New Technique Could Improve Angular Resolution of Telescopes Beyond the Diffraction Limit
WASHINGTON — The angular resolution of a telescope is the smallest angle between two objects that still can be resolved as separate things; in a telescope with high angular resolution, those objects can be very close together and yet still appear distinct.
In a new paper published in the journal Optics Letters, from The Optical Society (OSA), a research team now proposes a way around the diffraction limit of telescopes—one that could potentially enable even moderately sized telescopes to obtain images with very high angular resolution.
The usable angular resolution of ground-based telescopes can be increased using adaptive objects (AO) systems, which compensate in real-time for the blurring effects of Earth’s atmosphere and ideally restore imagery to diffraction-limited resolution. However, says adaptive optics expert Aglaé N. Kellerer, University of Cambridge, United Kingdom, as telescope sizes increase, the correction becomes increasingly more complex. “In 1989, the first astronomical prototype had 19 correction elements and a 150-hertz sampling rate. Current systems have several thousand correction elements and sampling rates above 1000 Hz—and this is not the end of the line,” says Kellerer.
Kellerer and her co-author Erez N. Ribak, Technion–Israel Institute of Technology, Israel, now propose that it may be possible to improve the angular resolution of a telescope beyond the diffraction limit, using a combination of photon amplification and the statistical properties of stimulated photons versus spontaneous photons.
Consider a photon emitted by an astronomical object. Before the photon is actually detected by a given telescope, all that is known of its location is that it exists at some point on an immense spherical wave centered on the astronomical object and extending all the way to the telescope. Once the telescope’s detector records the photon, however, the photon’s pathway is narrowed to within an area constrained by the telescope’s aperture. The Heisenberg uncertainty principle indicates that because the path of the photon is now better known, the corresponding uncertainty in its momentum must increase. This limits the resolution of the telescope.
However, say Kellerer and Ribak, this limit applies only to independent photons; with sets of coherent or entangled photons, the limit can be smaller. And that is key to their idea. “We propose to use photon amplification—stimulated emission—to overcome the diffraction limit in astronomy,” she says.

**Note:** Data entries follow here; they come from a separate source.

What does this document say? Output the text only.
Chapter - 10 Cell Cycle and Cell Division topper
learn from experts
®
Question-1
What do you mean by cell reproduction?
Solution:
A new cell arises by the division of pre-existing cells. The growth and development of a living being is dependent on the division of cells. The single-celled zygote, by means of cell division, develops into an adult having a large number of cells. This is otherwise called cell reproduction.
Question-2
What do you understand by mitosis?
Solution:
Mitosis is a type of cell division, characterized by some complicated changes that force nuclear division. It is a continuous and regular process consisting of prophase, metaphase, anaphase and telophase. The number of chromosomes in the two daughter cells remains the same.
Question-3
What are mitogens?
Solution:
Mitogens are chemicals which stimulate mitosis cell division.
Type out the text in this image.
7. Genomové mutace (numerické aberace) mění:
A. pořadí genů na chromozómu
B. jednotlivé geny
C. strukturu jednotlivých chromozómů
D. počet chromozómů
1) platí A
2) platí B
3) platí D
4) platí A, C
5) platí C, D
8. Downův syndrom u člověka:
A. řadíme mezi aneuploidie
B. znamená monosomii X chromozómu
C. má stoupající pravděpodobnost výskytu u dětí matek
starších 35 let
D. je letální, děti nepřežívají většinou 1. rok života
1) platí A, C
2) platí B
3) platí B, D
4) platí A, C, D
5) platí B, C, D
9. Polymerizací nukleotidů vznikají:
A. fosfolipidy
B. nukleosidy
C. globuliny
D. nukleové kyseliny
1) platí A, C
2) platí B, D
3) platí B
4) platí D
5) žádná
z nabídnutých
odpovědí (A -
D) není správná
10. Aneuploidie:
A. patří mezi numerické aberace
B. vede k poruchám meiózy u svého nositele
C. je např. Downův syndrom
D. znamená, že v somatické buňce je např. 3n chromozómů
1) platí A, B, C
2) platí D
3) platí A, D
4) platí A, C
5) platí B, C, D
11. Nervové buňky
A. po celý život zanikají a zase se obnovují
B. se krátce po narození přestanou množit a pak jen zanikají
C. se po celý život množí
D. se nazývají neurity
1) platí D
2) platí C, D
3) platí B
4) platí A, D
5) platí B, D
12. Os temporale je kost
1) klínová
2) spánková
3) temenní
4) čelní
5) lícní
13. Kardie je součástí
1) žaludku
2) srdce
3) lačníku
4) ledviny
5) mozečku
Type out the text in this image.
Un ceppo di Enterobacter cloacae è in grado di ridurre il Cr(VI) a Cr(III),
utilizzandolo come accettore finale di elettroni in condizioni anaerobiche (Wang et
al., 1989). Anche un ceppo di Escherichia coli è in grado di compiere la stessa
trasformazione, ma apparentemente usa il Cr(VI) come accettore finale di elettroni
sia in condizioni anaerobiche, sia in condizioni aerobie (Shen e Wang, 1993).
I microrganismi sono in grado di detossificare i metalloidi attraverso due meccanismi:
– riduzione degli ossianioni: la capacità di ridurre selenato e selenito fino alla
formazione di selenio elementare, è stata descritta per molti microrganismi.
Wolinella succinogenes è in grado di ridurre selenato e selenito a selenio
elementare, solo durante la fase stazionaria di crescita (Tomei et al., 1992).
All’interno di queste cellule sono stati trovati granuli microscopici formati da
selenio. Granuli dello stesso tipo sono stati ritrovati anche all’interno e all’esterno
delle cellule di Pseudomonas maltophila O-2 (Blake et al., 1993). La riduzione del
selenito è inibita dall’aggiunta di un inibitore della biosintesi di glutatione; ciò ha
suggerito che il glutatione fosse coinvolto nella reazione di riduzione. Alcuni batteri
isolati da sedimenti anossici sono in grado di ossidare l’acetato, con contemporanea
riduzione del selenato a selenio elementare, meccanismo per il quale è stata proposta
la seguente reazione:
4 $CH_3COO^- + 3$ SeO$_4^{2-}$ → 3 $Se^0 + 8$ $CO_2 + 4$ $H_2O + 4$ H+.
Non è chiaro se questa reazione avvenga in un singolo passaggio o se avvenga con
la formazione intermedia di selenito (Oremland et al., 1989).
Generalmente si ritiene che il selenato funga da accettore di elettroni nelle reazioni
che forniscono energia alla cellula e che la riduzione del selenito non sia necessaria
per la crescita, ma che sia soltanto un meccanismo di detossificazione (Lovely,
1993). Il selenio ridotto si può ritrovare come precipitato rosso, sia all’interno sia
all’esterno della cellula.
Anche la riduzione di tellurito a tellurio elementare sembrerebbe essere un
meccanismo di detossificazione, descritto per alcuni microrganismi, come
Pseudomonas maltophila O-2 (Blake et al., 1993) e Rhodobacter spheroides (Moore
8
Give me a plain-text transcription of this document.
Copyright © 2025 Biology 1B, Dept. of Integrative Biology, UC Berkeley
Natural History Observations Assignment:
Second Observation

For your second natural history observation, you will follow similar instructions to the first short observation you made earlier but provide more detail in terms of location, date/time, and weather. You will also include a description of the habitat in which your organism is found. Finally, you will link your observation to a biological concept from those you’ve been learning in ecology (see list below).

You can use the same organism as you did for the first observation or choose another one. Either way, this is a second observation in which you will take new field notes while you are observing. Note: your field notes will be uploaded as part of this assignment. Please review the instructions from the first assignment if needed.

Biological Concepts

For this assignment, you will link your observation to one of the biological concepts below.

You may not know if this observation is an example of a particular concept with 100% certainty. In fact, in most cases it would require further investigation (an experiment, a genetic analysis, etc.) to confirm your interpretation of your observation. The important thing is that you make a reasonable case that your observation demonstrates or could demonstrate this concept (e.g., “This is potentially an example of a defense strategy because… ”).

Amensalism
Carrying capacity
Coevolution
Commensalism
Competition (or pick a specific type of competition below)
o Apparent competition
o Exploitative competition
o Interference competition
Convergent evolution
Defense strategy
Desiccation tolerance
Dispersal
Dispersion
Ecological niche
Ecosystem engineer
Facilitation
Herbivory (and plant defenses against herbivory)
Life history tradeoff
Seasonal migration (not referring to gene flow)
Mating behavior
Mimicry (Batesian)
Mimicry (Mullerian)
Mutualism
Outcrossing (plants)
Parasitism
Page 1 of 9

Specifically, the researchers propose that excited atoms could be placed between the telescope aperture and its photon detector. When an astronomical photon enters the telescope, it will stimulate the emission of identical photons. “These photons arrive simultaneously on the detector and spread over the diffraction pattern,” Kellerer explains. “If the incoming photon stimulates the emission of 100 photons, the precision on the determination of the photon’s incoming direction is improved by a factor of 10.”
The stimulated emission would be accompanied by spontaneous emission that contributes noise. For that reason, scientists previously had discarded the idea of using photon amplification to improve astronomical imaging. Kellerer and Ribak, however, suggest using only stimulated photon bursts that are above a particular size. Astronomical photons that generate small photon bursts have a larger noise component and are discarded, reducing the overall noise. “This might allow us to overcome the diffraction limit,” she says.
One potential downside of the proposed technique is a loss of sensitivity in the images produced. “It is a price to pay,” she admits, “but it is reassuring: if we found a means to overcome the diffraction limit at no cost, we would be in contradiction with the Heisenberg uncertainty principle, and we would thus certainly be wrong.” (In addition, she notes, the loss of sensitivity can partly be overcome by increased exposure times.)
Achieving extremely high angular resolution would be beneficial for many astronomical applications, Kellerer says. As one example, she points to recent research by her group that led to the discovery of Earth-like planets around an ultracool dwarf star located 39 light years away. “Even though these planets are close by astronomical standards,” she says, “it will be extremely difficult to build telescopes that are sufficiently large, or interferometers that have a sufficiently long baseline, to image their surfaces. This will require a technological breakthrough.”